Temos que analisar o Brasil em sua trajetória de longo prazo. E ela não nos favorece.
Principalmente por quê?
Estamos sendo prejudicados pela incapacidade de nossas elites de orientar a sociedade em algum sentido. E creio que elites são importantíssimas. As nossas elites se caracterizaram pela imensa complacência, com pobreza, crime, corrupção, inflação. Nossas elites têm postura do empurrar com a barriga, de não se preocupar de forma alguma com o coletivo, apenas em abraçar ideias que lhes tragam vantagens imediatas, de preferência através da apropriação de bens públicos. Isso é uma característica do Brasil desde o Império.
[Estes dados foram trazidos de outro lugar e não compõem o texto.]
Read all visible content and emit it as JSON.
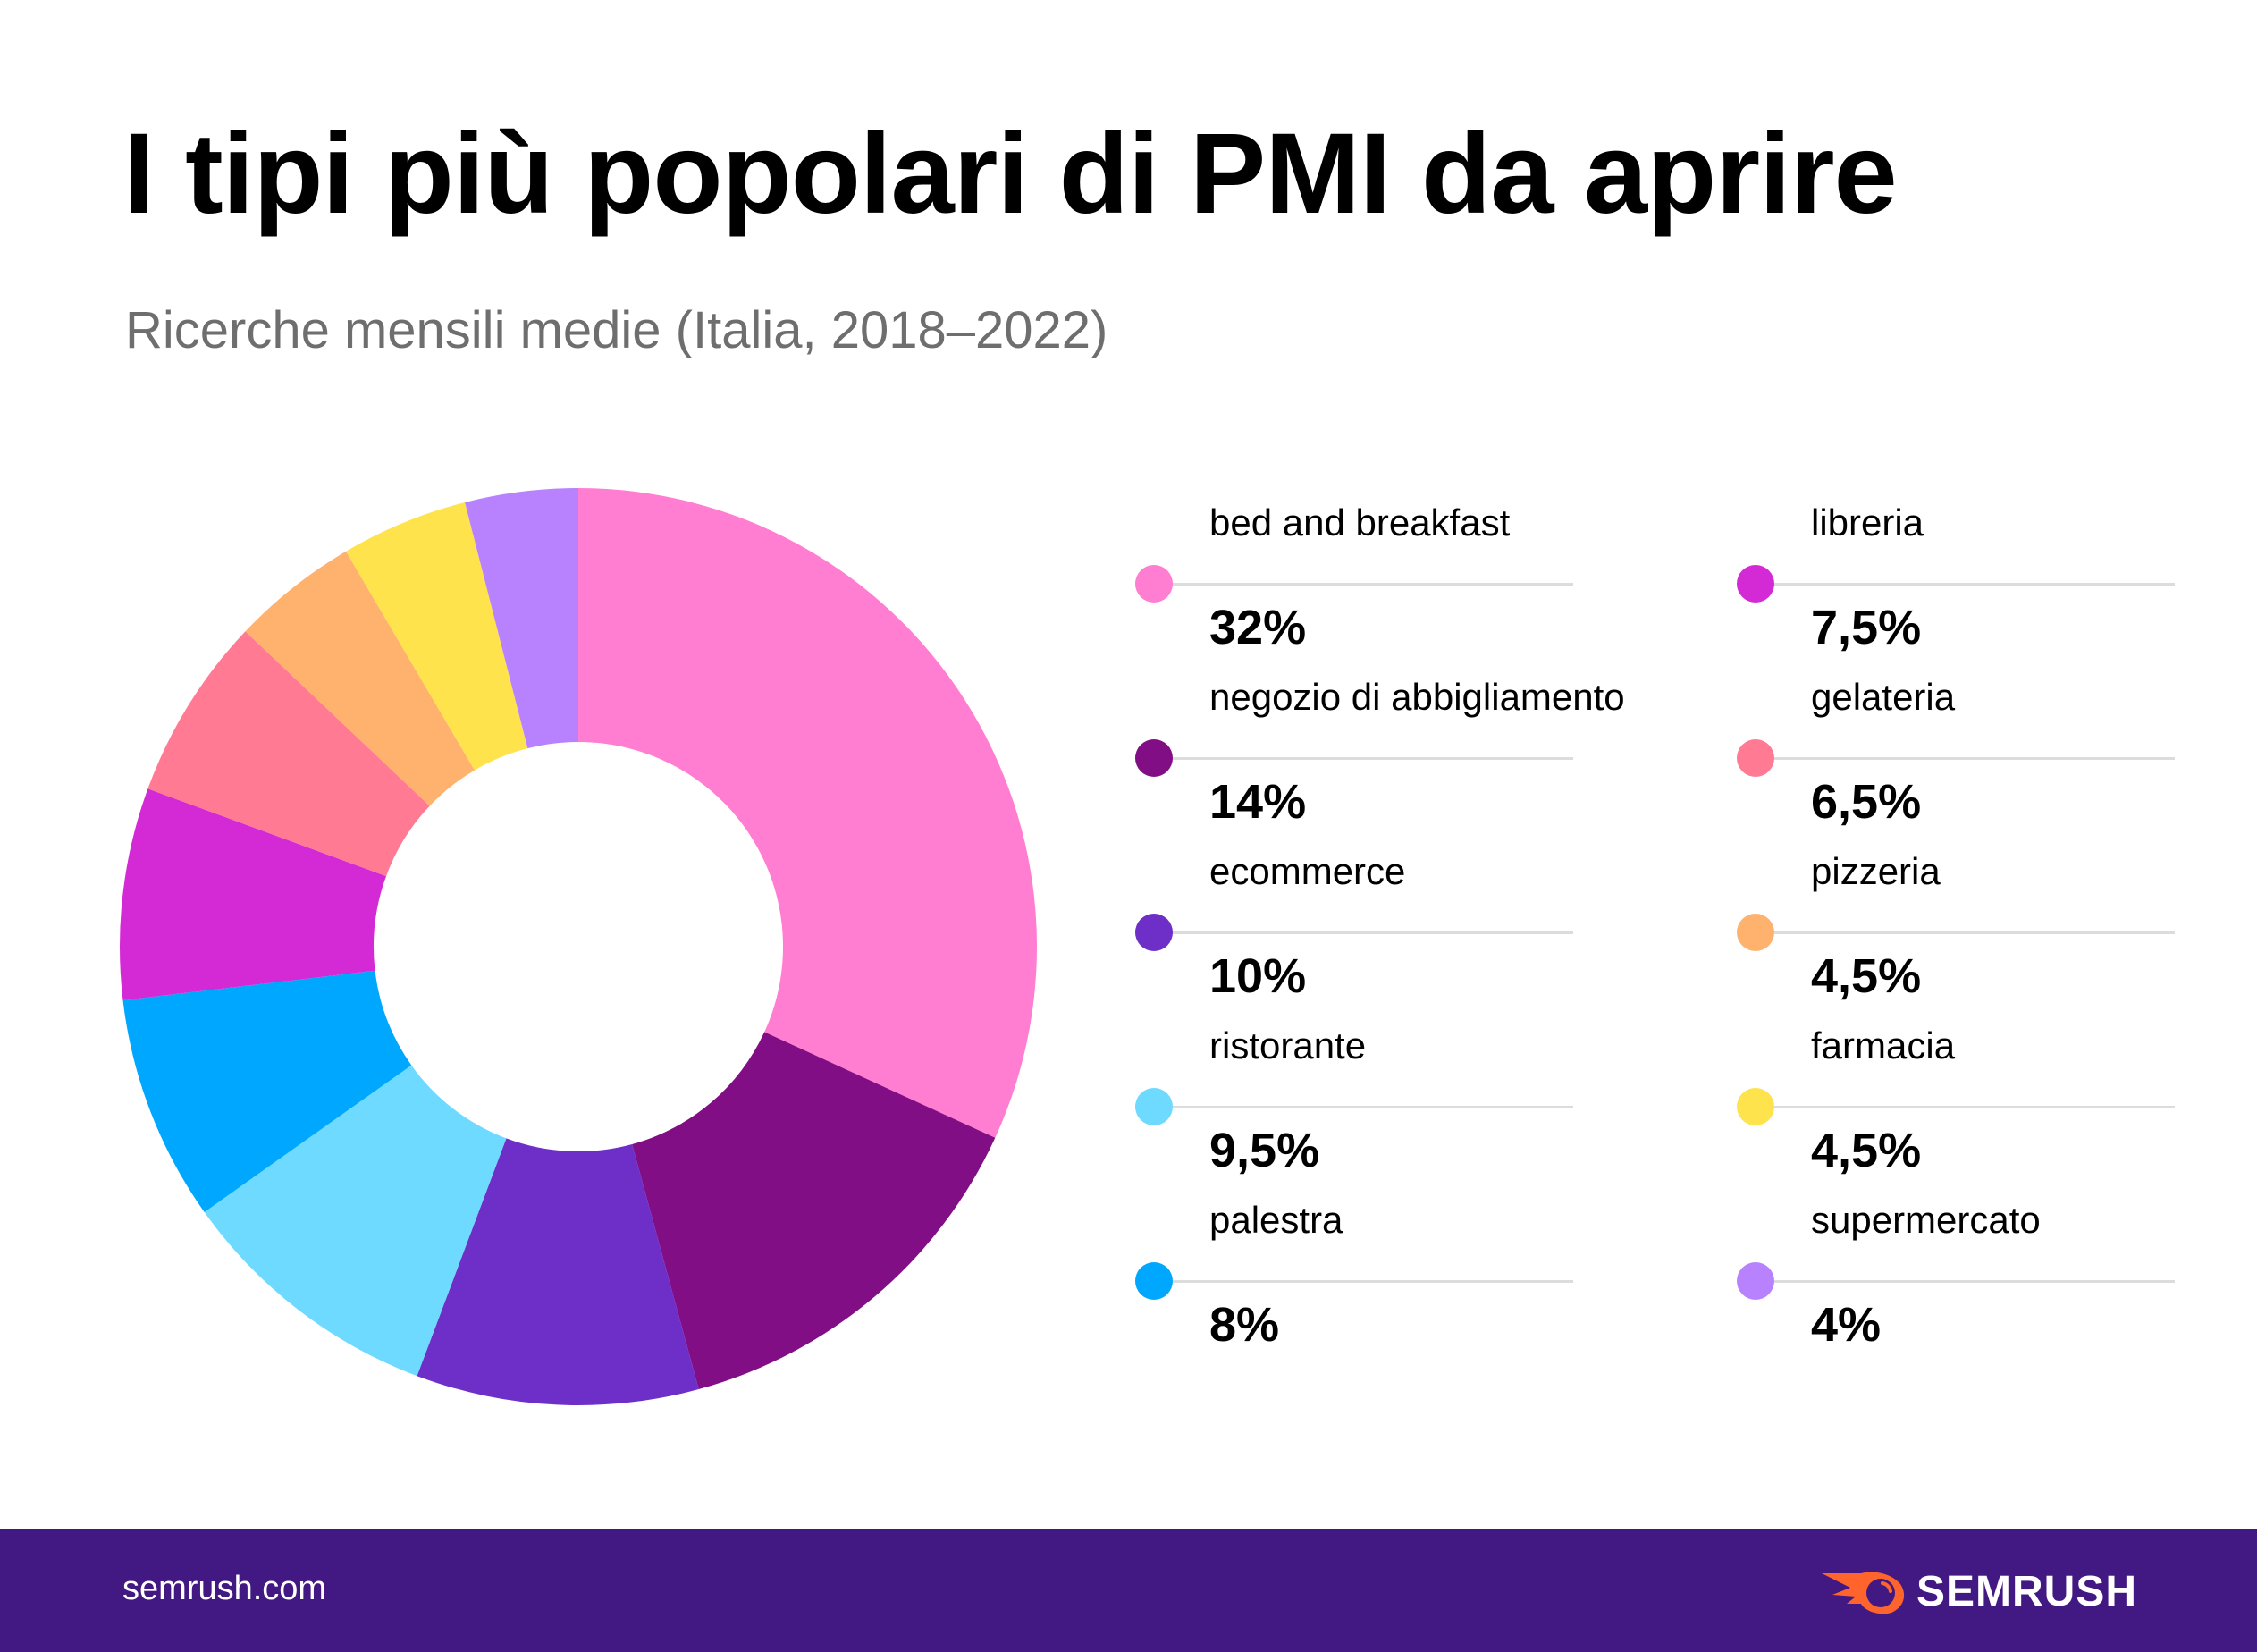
{
  "header": {
    "title": "I tipi più popolari di PMI da aprire",
    "subtitle": "Ricerche mensili medie (Italia, 2018–2022)"
  },
  "chart_data": {
    "type": "pie",
    "variant": "donut",
    "title": "I tipi più popolari di PMI da aprire",
    "subtitle": "Ricerche mensili medie (Italia, 2018–2022)",
    "unit": "%",
    "start": "top, clockwise",
    "legend_position": "right",
    "slices": [
      {
        "label": "bed and breakfast",
        "value": 32,
        "display": "32%",
        "color": "#ff7ed1"
      },
      {
        "label": "negozio di abbigliamento",
        "value": 14,
        "display": "14%",
        "color": "#820e86"
      },
      {
        "label": "ecommerce",
        "value": 10,
        "display": "10%",
        "color": "#6d2fc7"
      },
      {
        "label": "ristorante",
        "value": 9.5,
        "display": "9,5%",
        "color": "#6fdaff"
      },
      {
        "label": "palestra",
        "value": 8,
        "display": "8%",
        "color": "#00a7ff"
      },
      {
        "label": "libreria",
        "value": 7.5,
        "display": "7,5%",
        "color": "#d42ad6"
      },
      {
        "label": "gelateria",
        "value": 6.5,
        "display": "6,5%",
        "color": "#ff7a92"
      },
      {
        "label": "pizzeria",
        "value": 4.5,
        "display": "4,5%",
        "color": "#ffb26e"
      },
      {
        "label": "farmacia",
        "value": 4.5,
        "display": "4,5%",
        "color": "#ffe34c"
      },
      {
        "label": "supermercato",
        "value": 4,
        "display": "4%",
        "color": "#b882ff"
      }
    ]
  },
  "footer": {
    "url": "semrush.com",
    "brand": "SEMRUSH",
    "background_color": "#421983",
    "logo_color": "#ff642d"
  }
}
É curioso como, na fase atual do Brasil, as pessoas redescubram o clássico de Raymundo Faoro, Os donos do poder, que nada mais é do que a descrição dessa mistura do público e privado, que é a que leva à prisão do Lula, por exemplo. Esperança de que o Brasil venha se mostrar como do tamanho do nosso território, da nossa população, além das características físicas – solo, clima, recursos, sobretudo água –, e que isso faça o Brasil se constituir aquilo que, pela simples observação desses dados da realidade sugerem que ele pudesse ser, ando muito cético. O que torna os países realmente prósperos, menos desiguais, menos injustos, são as ideias que as elites abraçam. E não vejo nossas elites abraçando ideias que façam, pelo menos na minha geração, o país se libertar disso que sentimos, de um lugar travado, parado, estagnado.